In recognizing one’s immaculate skills of pretending to act if intoxicated, film scholars often point to the “drunkish” tour de force from Jimmy Stewart in George Cukor’s The Philadelphia Story. In a performance that nears that stunning high bar, Exarchopoulos strongly relies on the script, which encourages her to loosen her body a little bit, raise her voice when it’s inappropriate for Garance, and carefully approach the sensitive theme of her heroine’s uncontrolled hysteria, also related to the unhealthy penchant for wine. As always, she remains a force of nature, a powerhouse full of contradictions. It’s not pleasurable to watch Garance get drunk and potentially waste her entire life, yet the way Exarchopoulos imitates both drunkenness and the act of alcohol withdrawal, full of reappearing panic attacks, rings hypnotic.
Exarchopoulos makes Another Day something more than a French soap opera, which the film often structurally resembles.

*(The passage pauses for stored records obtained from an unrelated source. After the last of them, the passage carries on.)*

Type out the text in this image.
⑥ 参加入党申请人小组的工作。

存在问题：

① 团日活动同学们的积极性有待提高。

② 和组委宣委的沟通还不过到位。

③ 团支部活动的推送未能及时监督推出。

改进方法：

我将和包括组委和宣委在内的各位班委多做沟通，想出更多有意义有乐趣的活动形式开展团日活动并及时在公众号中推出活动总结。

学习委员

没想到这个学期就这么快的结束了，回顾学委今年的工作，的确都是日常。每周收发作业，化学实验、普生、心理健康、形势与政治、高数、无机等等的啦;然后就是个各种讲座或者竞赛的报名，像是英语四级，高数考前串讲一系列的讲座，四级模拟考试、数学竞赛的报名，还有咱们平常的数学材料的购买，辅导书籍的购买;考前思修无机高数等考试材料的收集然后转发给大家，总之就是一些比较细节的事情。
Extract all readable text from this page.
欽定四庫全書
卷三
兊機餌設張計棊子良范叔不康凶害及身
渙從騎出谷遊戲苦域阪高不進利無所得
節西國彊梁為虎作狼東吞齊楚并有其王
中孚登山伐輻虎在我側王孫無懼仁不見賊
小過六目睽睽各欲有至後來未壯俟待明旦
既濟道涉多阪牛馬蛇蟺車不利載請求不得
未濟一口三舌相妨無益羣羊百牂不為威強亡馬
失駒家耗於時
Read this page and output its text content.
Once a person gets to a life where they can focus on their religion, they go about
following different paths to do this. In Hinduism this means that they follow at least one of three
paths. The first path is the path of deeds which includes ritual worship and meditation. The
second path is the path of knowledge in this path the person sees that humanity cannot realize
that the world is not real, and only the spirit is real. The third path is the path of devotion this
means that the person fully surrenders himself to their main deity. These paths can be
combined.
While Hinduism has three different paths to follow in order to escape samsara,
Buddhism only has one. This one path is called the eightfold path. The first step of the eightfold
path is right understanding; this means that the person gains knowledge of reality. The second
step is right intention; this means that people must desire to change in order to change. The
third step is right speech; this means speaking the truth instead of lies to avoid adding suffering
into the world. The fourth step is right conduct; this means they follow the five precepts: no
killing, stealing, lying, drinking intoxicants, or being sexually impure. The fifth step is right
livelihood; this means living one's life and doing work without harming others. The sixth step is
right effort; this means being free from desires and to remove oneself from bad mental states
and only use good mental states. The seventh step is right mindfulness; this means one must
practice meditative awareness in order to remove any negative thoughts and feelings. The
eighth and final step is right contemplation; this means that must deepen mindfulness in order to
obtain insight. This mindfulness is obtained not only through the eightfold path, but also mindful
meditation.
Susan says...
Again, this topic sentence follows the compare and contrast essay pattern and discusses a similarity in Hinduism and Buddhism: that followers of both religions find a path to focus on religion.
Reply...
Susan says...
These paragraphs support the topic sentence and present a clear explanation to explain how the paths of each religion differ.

Garance’s life consists of more downs than ups, but at least she’s a reliable narrator, no longer scared to admit her past mistakes. Even during rather mundanely scripted passages, Another Day gets a visceral portrayal of a young alcoholic’s struggle right. Without Exarchopoulos, that would not have been the case. She has the kind of old-school star charisma to bring life to narrative tedium.
Another Day premiered at the 2026 Cannes Film Festival.